Wednesday, March 14, 2012

Summary of Benefits and Coverage - Final Regulations Issued

Action needs to be taken now! Some of you may well remember mention of a document called a Summary of Benefits and Coverage from our seminars and bulletins on Health Care Reform in 2010. At that time it had the following requirements:


* Must be furnished to participants initially and at time of re-enrollment.
* A separate document.
* Cannot be more than 4 pages in length.
* No print smaller than 12 point font.
* Timeline-within 2 years of enactment: March 23, 2012.

On February 9, 2012, the Agencies (IRS, DOL, and HSS) issued final regulations to be effective April 12, 2012. The good news is that the original effective date of March 23, 2012 has been postponed for 6 months to September 23, 2012. There are no significant changes in the regulations but a minor disappointment in that the regulations provide no relief for large self-insured plans as some thought might happen. However, the regulations do clarify the applicability of the SBC requirement as follows.
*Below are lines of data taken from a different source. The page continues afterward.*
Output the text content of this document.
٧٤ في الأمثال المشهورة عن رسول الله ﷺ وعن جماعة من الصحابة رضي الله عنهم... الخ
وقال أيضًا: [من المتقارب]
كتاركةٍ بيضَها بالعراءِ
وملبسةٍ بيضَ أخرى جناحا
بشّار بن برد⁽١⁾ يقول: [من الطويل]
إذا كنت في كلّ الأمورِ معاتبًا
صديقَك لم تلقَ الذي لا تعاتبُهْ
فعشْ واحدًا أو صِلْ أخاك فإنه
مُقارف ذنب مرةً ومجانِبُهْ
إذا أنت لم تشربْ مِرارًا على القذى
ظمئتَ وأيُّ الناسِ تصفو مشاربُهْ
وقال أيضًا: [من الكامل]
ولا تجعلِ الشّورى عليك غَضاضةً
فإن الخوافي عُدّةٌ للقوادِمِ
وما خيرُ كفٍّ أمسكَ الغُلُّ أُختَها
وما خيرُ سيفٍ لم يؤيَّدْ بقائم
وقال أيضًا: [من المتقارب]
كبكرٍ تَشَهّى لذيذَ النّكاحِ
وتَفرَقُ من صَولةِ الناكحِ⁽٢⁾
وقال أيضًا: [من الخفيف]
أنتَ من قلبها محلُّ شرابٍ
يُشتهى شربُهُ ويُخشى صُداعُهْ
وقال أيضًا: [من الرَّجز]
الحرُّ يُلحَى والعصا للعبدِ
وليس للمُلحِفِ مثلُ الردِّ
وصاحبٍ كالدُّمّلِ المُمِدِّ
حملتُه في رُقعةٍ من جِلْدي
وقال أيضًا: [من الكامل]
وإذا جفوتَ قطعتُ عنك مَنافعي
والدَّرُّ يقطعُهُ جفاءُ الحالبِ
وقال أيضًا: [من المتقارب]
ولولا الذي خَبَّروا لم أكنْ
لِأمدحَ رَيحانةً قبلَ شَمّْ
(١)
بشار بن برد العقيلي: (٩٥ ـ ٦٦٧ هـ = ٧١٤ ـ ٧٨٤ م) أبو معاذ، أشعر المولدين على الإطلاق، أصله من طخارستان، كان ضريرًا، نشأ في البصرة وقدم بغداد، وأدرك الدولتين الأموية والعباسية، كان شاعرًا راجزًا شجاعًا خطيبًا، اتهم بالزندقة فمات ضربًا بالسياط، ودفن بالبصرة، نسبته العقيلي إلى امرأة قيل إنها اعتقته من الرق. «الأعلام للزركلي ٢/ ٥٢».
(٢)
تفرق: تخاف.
These SBC rules apply to both insured and self-funded plans. The plan administrator (typically, the sponsoring employer) is responsible for providing the SBC. In the case of an insured plan, however, the insurer is equally responsible. Moreover, if an insurer provides a timely and accurate SBC, the plan administrator is not required to do so. This is another health care reform requirement to which even "grandfathered" plans are subject. The same is true for even stand-alone health reimbursement arrangements (HRAs), as well as "mini-med" plans that have received a waiver from the prohibition on annual benefit limitations. Most "linked" HRAs will also need to comply.

Certain employer plans are exempt from this SBC requirement. These include HIPAA "excepted benefits", such as stand-alone dental and vision plans and most flexible spending arrangements. Health savings accounts are also exempt. However, the agencies mention that even plans that are exempt may need to be referenced in the SBC for a comprehensive medical plan, as a way of explaining all of the plan benefits and features.

Some Changes:

These changes will make it easier to comply with the SBC requirement.

* An SBC now does not have to disclose information concerning premiums.
* An SBC need not be a stand-alone document but can be combined with a summary plan description.
* There are published templates to be used on the DOL website at:
http://www.dol.gov/ebsa/healthreform/index.html; although the agencies emphasize the use of the templates, they also now allow for certain modifications that are permissible.
* The electronic distribution of the SBC has been made somewhat easier.

Effective Dates:

Group Health Plan Participants during Open Enrollment: have to be offered to participants on the first day of open enrollment if the first day is on or after September 23, 2012. For most calendar year plans open enrollment starts November 1st.

Group Health Plan Participants other than Open Enrollment: for group health plan participants that do not enroll in the open enrollment SBCs will have to be provided the first day of the plan year after September 23, 2012. This effectively means that plans with an early open enrollment period will still have to have SBCs available by January 1, 2013.

Mid-Year Plan Changes: This one is the most problematic; gone are the days when changes can be made in insured and self-insured plans (Medical FSAs, HRAs and MERPSs) and notification be given to the participants after the fact. Now, the plan or issuer must provide notice of the modification to enrollees no later than 60 days prior to the date on which the modification will become effective.

Finally, the regulations create an exception from the requirement that an SBC be provided no later than 30 days prior to the first day of a new plan or policy year upon automatic renewal if the SBC cannot be provided in such a time frame. This may happen, if for example, the issuer and purchaser have not finalized the terms of coverage for the new policy year. In such a situation, the SBC would have to be provided within 7 days of issuance of the policy. While current regulations already provide for a $100 per day penalty; new regulations stiffen this by adding an additional $1,000 per day for each affected individual for willful violations. Needless to say this is something where steps should be taken early and decisions made as to formatting and who will provide this document.

In closing, it is amusing to note that while the initial regulations require a limit of 4 pages for the SBC, the template on the DOL website is 6 pages. The agencies have been somewhat embarrassed by this and now will allow 4 pages double sided.